Di akhir tulisan, izinkan saya memposisikan opini saya dalam tulisan ini. Tulisan ini bukan bertujuan untuk menjatuhkan si Bapak Halu secara personal. Saya percaya setiap orang memiliki hak politik, hak memilih dan hak untuk dipilih. Tidak ada yang salah dengan memiliki pandangan berbeda, tetapi ketika pandangan tersebut berpotensi merusak kepentingan publik, saya rasa masyarakat berhak dan wajib untuk mempertanyakannya. Setiap pemilih harus memegang prinsip kritis dan rasional dalam menentukan pilihan. Memilih pemimpin adalah investasi jangka panjang bagi wilayah manapun, dan menyangkut nasib hidup orang banyak. Si Bapak Halu, dengan segala kontroversinya, memberikan kita pelajaran penting: jangan terburu-buru terpikat oleh janji-janji manis atau retorika penuh semangat. Lihatlah rekam jejak, nilai etika, dan sejauh mana kebijakan mereka didasarkan pada fakta dan data sains, bukan opini pribadi yang bias.
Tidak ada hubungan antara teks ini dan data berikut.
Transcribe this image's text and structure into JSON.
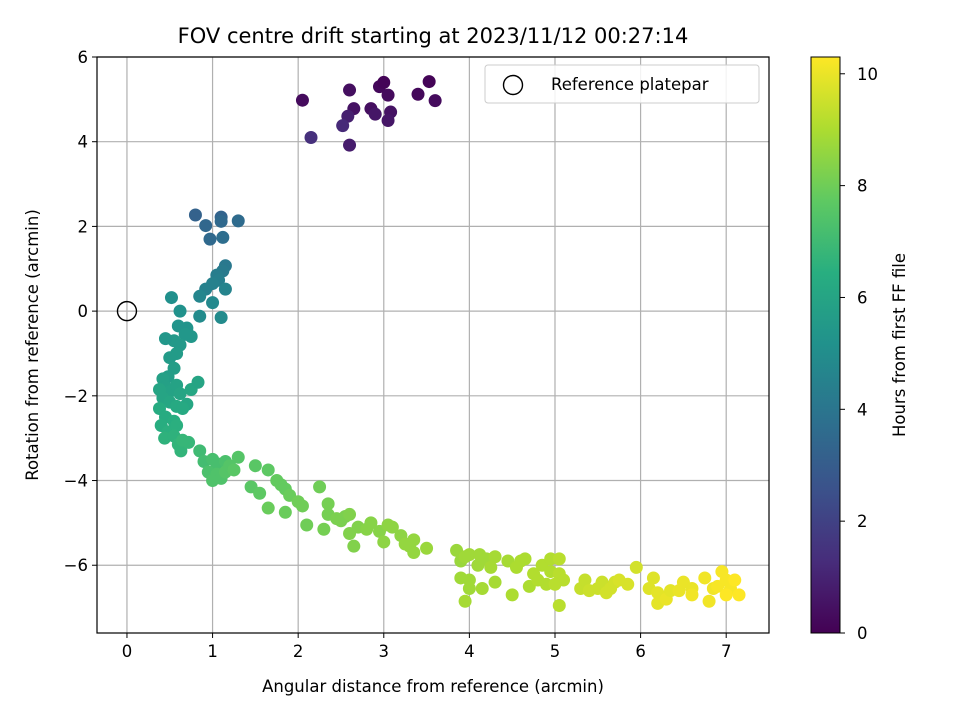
{
  "chart_data": {
    "type": "scatter",
    "title": "FOV centre drift starting at 2023/11/12 00:27:14",
    "xlabel": "Angular distance from reference (arcmin)",
    "ylabel": "Rotation from reference (arcmin)",
    "colorbar_label": "Hours from first FF file",
    "xlim": [
      -0.35,
      7.5
    ],
    "ylim": [
      -7.6,
      6.0
    ],
    "clim": [
      0,
      10.3
    ],
    "colormap": "viridis",
    "xticks": [
      "0",
      "1",
      "2",
      "3",
      "4",
      "5",
      "6",
      "7"
    ],
    "yticks": [
      "6",
      "4",
      "2",
      "0",
      "−2",
      "−4",
      "−6"
    ],
    "cticks": [
      "10",
      "8",
      "6",
      "4",
      "2",
      "0"
    ],
    "grid": true,
    "legend_position": "top-right",
    "legend": {
      "entries": [
        "Reference platepar"
      ]
    },
    "reference_point": {
      "x": 0,
      "y": 0
    },
    "series": [
      {
        "points": [
          [
            2.05,
            4.98,
            0.3
          ],
          [
            2.15,
            4.1,
            1.4
          ],
          [
            2.6,
            5.22,
            0.4
          ],
          [
            2.65,
            4.78,
            0.5
          ],
          [
            2.58,
            4.6,
            0.9
          ],
          [
            2.52,
            4.38,
            1.2
          ],
          [
            2.6,
            3.92,
            0.8
          ],
          [
            2.85,
            4.78,
            0.4
          ],
          [
            2.9,
            4.65,
            0.6
          ],
          [
            2.95,
            5.3,
            0.2
          ],
          [
            3.0,
            5.4,
            0.1
          ],
          [
            3.05,
            5.1,
            0.3
          ],
          [
            3.08,
            4.7,
            0.5
          ],
          [
            3.05,
            4.5,
            0.6
          ],
          [
            3.4,
            5.12,
            0.2
          ],
          [
            3.53,
            5.42,
            0.1
          ],
          [
            3.6,
            4.97,
            0.3
          ],
          [
            0.8,
            2.27,
            3.2
          ],
          [
            0.92,
            2.02,
            3.4
          ],
          [
            0.97,
            1.7,
            3.5
          ],
          [
            1.1,
            2.22,
            3.3
          ],
          [
            1.1,
            2.12,
            3.5
          ],
          [
            1.12,
            1.74,
            3.7
          ],
          [
            1.3,
            2.13,
            3.6
          ],
          [
            1.15,
            1.07,
            4.1
          ],
          [
            1.12,
            0.95,
            4.2
          ],
          [
            1.05,
            0.85,
            4.3
          ],
          [
            1.07,
            0.73,
            4.4
          ],
          [
            1.0,
            0.65,
            4.5
          ],
          [
            1.15,
            0.52,
            4.6
          ],
          [
            0.92,
            0.52,
            4.5
          ],
          [
            0.85,
            0.35,
            4.7
          ],
          [
            1.0,
            0.2,
            4.8
          ],
          [
            0.85,
            -0.12,
            4.9
          ],
          [
            1.1,
            -0.15,
            4.9
          ],
          [
            0.52,
            0.32,
            5.1
          ],
          [
            0.62,
            0.0,
            5.2
          ],
          [
            0.6,
            -0.35,
            5.3
          ],
          [
            0.7,
            -0.4,
            5.3
          ],
          [
            0.75,
            -0.6,
            5.4
          ],
          [
            0.68,
            -0.55,
            5.4
          ],
          [
            0.55,
            -0.7,
            5.5
          ],
          [
            0.62,
            -0.8,
            5.5
          ],
          [
            0.45,
            -0.65,
            5.4
          ],
          [
            0.58,
            -1.0,
            5.6
          ],
          [
            0.5,
            -1.1,
            5.6
          ],
          [
            0.55,
            -1.35,
            5.7
          ],
          [
            0.48,
            -1.55,
            5.7
          ],
          [
            0.42,
            -1.6,
            5.8
          ],
          [
            0.45,
            -1.8,
            5.8
          ],
          [
            0.5,
            -1.9,
            5.9
          ],
          [
            0.58,
            -1.75,
            5.9
          ],
          [
            0.62,
            -1.95,
            6.0
          ],
          [
            0.38,
            -1.85,
            6.0
          ],
          [
            0.42,
            -2.05,
            6.0
          ],
          [
            0.5,
            -2.15,
            6.1
          ],
          [
            0.7,
            -2.2,
            6.1
          ],
          [
            0.58,
            -2.25,
            6.2
          ],
          [
            0.65,
            -2.3,
            6.2
          ],
          [
            0.75,
            -1.85,
            6.1
          ],
          [
            0.83,
            -1.68,
            6.0
          ],
          [
            0.38,
            -2.3,
            6.3
          ],
          [
            0.45,
            -2.5,
            6.3
          ],
          [
            0.55,
            -2.6,
            6.4
          ],
          [
            0.4,
            -2.7,
            6.4
          ],
          [
            0.48,
            -2.85,
            6.5
          ],
          [
            0.58,
            -2.7,
            6.5
          ],
          [
            0.44,
            -3.0,
            6.6
          ],
          [
            0.55,
            -2.95,
            6.6
          ],
          [
            0.6,
            -3.15,
            6.7
          ],
          [
            0.63,
            -3.3,
            6.7
          ],
          [
            0.72,
            -3.1,
            6.8
          ],
          [
            0.65,
            -3.05,
            6.8
          ],
          [
            0.85,
            -3.3,
            7.0
          ],
          [
            0.9,
            -3.55,
            7.1
          ],
          [
            1.0,
            -3.5,
            7.2
          ],
          [
            1.05,
            -3.6,
            7.2
          ],
          [
            1.15,
            -3.55,
            7.3
          ],
          [
            0.95,
            -3.8,
            7.3
          ],
          [
            1.05,
            -3.85,
            7.4
          ],
          [
            1.0,
            -4.0,
            7.4
          ],
          [
            1.1,
            -3.95,
            7.4
          ],
          [
            1.15,
            -3.8,
            7.5
          ],
          [
            1.2,
            -3.65,
            7.5
          ],
          [
            1.3,
            -3.45,
            7.5
          ],
          [
            1.25,
            -3.75,
            7.6
          ],
          [
            1.45,
            -4.15,
            7.6
          ],
          [
            1.5,
            -3.65,
            7.6
          ],
          [
            1.55,
            -4.3,
            7.7
          ],
          [
            1.65,
            -3.75,
            7.7
          ],
          [
            1.75,
            -4.0,
            7.8
          ],
          [
            1.8,
            -4.1,
            7.8
          ],
          [
            1.85,
            -4.2,
            7.8
          ],
          [
            1.65,
            -4.65,
            7.9
          ],
          [
            1.85,
            -4.75,
            7.9
          ],
          [
            1.9,
            -4.35,
            7.9
          ],
          [
            2.0,
            -4.5,
            8.0
          ],
          [
            2.05,
            -4.6,
            8.0
          ],
          [
            2.1,
            -5.05,
            8.0
          ],
          [
            2.25,
            -4.15,
            8.0
          ],
          [
            2.3,
            -5.15,
            8.1
          ],
          [
            2.35,
            -4.55,
            8.1
          ],
          [
            2.35,
            -4.8,
            8.1
          ],
          [
            2.45,
            -4.9,
            8.2
          ],
          [
            2.5,
            -4.95,
            8.2
          ],
          [
            2.55,
            -4.85,
            8.2
          ],
          [
            2.6,
            -4.8,
            8.3
          ],
          [
            2.6,
            -5.25,
            8.3
          ],
          [
            2.7,
            -5.1,
            8.3
          ],
          [
            2.65,
            -5.55,
            8.3
          ],
          [
            2.8,
            -5.15,
            8.4
          ],
          [
            2.85,
            -5.0,
            8.4
          ],
          [
            2.95,
            -5.2,
            8.4
          ],
          [
            3.0,
            -5.45,
            8.5
          ],
          [
            3.05,
            -5.05,
            8.5
          ],
          [
            3.1,
            -5.1,
            8.5
          ],
          [
            3.2,
            -5.3,
            8.5
          ],
          [
            3.25,
            -5.5,
            8.6
          ],
          [
            3.3,
            -5.55,
            8.6
          ],
          [
            3.35,
            -5.7,
            8.6
          ],
          [
            3.35,
            -5.4,
            8.6
          ],
          [
            3.5,
            -5.6,
            8.7
          ],
          [
            3.85,
            -5.65,
            8.7
          ],
          [
            3.9,
            -5.9,
            8.7
          ],
          [
            3.95,
            -5.8,
            8.8
          ],
          [
            4.0,
            -5.75,
            8.8
          ],
          [
            3.9,
            -6.3,
            8.8
          ],
          [
            4.0,
            -6.35,
            8.8
          ],
          [
            4.0,
            -6.55,
            8.8
          ],
          [
            3.95,
            -6.85,
            8.9
          ],
          [
            4.1,
            -6.0,
            8.8
          ],
          [
            4.12,
            -5.75,
            8.8
          ],
          [
            4.2,
            -5.85,
            8.8
          ],
          [
            4.25,
            -6.05,
            8.9
          ],
          [
            4.15,
            -6.55,
            8.9
          ],
          [
            4.3,
            -6.4,
            8.9
          ],
          [
            4.3,
            -5.8,
            8.9
          ],
          [
            4.45,
            -5.9,
            8.9
          ],
          [
            4.55,
            -6.05,
            9.0
          ],
          [
            4.6,
            -5.9,
            9.0
          ],
          [
            4.65,
            -5.85,
            9.0
          ],
          [
            4.5,
            -6.7,
            9.0
          ],
          [
            4.7,
            -6.5,
            9.0
          ],
          [
            4.75,
            -6.2,
            9.1
          ],
          [
            4.85,
            -6.0,
            9.1
          ],
          [
            4.8,
            -6.35,
            9.1
          ],
          [
            4.9,
            -6.45,
            9.1
          ],
          [
            4.95,
            -6.15,
            9.1
          ],
          [
            4.95,
            -5.85,
            9.1
          ],
          [
            5.05,
            -5.85,
            9.2
          ],
          [
            5.05,
            -6.2,
            9.2
          ],
          [
            5.1,
            -6.35,
            9.2
          ],
          [
            5.0,
            -6.45,
            9.2
          ],
          [
            5.05,
            -6.95,
            9.2
          ],
          [
            5.3,
            -6.55,
            9.4
          ],
          [
            5.35,
            -6.35,
            9.4
          ],
          [
            5.4,
            -6.6,
            9.5
          ],
          [
            5.5,
            -6.55,
            9.5
          ],
          [
            5.55,
            -6.4,
            9.5
          ],
          [
            5.6,
            -6.65,
            9.6
          ],
          [
            5.65,
            -6.55,
            9.6
          ],
          [
            5.7,
            -6.4,
            9.6
          ],
          [
            5.75,
            -6.35,
            9.7
          ],
          [
            5.85,
            -6.45,
            9.7
          ],
          [
            5.95,
            -6.05,
            9.6
          ],
          [
            6.1,
            -6.55,
            9.8
          ],
          [
            6.15,
            -6.3,
            9.8
          ],
          [
            6.2,
            -6.65,
            9.9
          ],
          [
            6.25,
            -6.75,
            9.9
          ],
          [
            6.2,
            -6.9,
            9.9
          ],
          [
            6.3,
            -6.8,
            10.0
          ],
          [
            6.35,
            -6.6,
            9.9
          ],
          [
            6.45,
            -6.6,
            10.0
          ],
          [
            6.5,
            -6.4,
            10.0
          ],
          [
            6.6,
            -6.55,
            10.0
          ],
          [
            6.6,
            -6.7,
            10.1
          ],
          [
            6.75,
            -6.3,
            10.1
          ],
          [
            6.8,
            -6.85,
            10.1
          ],
          [
            6.85,
            -6.55,
            10.1
          ],
          [
            6.9,
            -6.5,
            10.2
          ],
          [
            6.95,
            -6.15,
            10.2
          ],
          [
            7.0,
            -6.35,
            10.2
          ],
          [
            7.05,
            -6.55,
            10.2
          ],
          [
            7.0,
            -6.7,
            10.3
          ],
          [
            7.1,
            -6.35,
            10.3
          ],
          [
            7.15,
            -6.7,
            10.3
          ]
        ]
      }
    ]
  }
}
Akhir kata, kita harus ingat bahwa pemilu bukan sekadar soal memilih siapa yang paling populer, tetapi siapa yang paling mampu membawa perubahan positif. Dan perubahan itu hanya bisa datang dari pemimpin yang mampu berpikir jernih, bertindak rasional, dan meletakkan kepentingan masyarakat di atas segalanya. Jadi, sebelum saya memberikan suara, saya akan bertanya pada diri sendiri: apakah calon yang akan saya pilih sudah layak disebut pemimpin?